Composer Of The Month - Kenneth Hesketh
Premieres Of Danceries (Set 2)
9th April 2011,Birmingham Symphonic Winds, Keith Allen, conductor, CBSO Centre, Birmingham
16th April 2011, Lambeth Wind Orchestra, John Holland, conductor, All Saints Church, West Dulwich, London
17th April 2011, Birmingham Symphonic Winds, Keith Allen, conductor, Alice Tully Hall, Lincoln Center, New York, USA
30th April 2011, Philharmonic Winds, Timothy Reynish, conductor, Esplanade Concert Hall, Singapore
Some time ago I wrote enthusiastically of Kenneth Hesketh:
Kenneth Hesketh has emerged during this decade as one of the most exciting new talents in the wind world. Many of you will know Danceries and the bright and breezy Masque and his Dances for Diaghilev, a wonderful swirling score of impressionistic colourings.
In my account of British Wind Music 1981 - 2011 I wrote with a little more detail:
Kenneth Hesketh at first wrote under a pseudonym, preferring to keep his wind music and his "serious" music separate.
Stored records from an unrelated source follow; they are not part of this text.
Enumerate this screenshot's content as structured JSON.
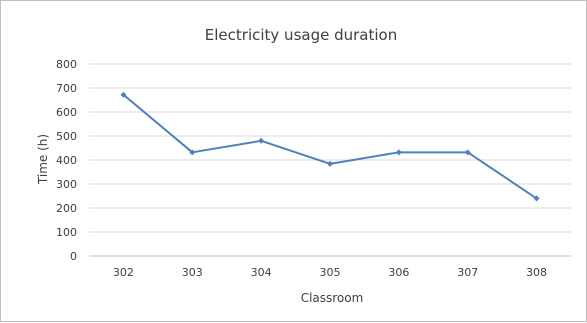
{
  "chart_data": {
    "type": "line",
    "title": "Electricity usage duration",
    "xlabel": "Classroom",
    "ylabel": "Time (h)",
    "categories": [
      "302",
      "303",
      "304",
      "305",
      "306",
      "307",
      "308"
    ],
    "series": [
      {
        "values": [
          672,
          432,
          480,
          384,
          432,
          432,
          240
        ],
        "color": "#4f81bd"
      }
    ],
    "ylim": [
      0,
      800
    ],
    "yticks": [
      0,
      100,
      200,
      300,
      400,
      500,
      600,
      700,
      800
    ],
    "grid": true,
    "legend": "none"
  }
}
His Masque (2001 Faber) is an energetic overture, full of good tunes and exciting scoring, while an earlier work, Danseries, (2000 Faber) is a four-movement work derived from Playford's Dancing Masters Tunes of the 17th century. Diaghilev Dances (2003 Faber) is a wonderful homage to the impressionistic ballets of the early 20th century, early Stravinsky, Debussy and Ravel, marvellously scored with great solo parts especially for subsidiary woodwind instruments. His Clouds of Unknowing (2004, Schotts) was premiered by the Royal College of Music in 2005; it is a marvellously scored work, with demanding parts for tuned percussion, piano, celeste and harp, a rich soundworld unique in the wind ensemble medium. Three other works emerged during 2004, all published by Faber; Internal Ride was commissioned by the University of St. Thomas, Whirligigg and a Flute Concerto; Vranjanka was premiered by the Guildhall School of Music and Drama at the RNCM 2005 Conference. A brooding incisive introduction leads into an exciting Balkan Dance mainly in 7/8, with rewarding parts for everyone, as in all of his music. His most recent work is A Gilded Theatre (2008) commissioned by the National Youth Wind Orchestra of Great Britain, a return to the post-impressionist style of Diaghilev Dances, and a wonderfully scored tribute to the world of 18th Century France.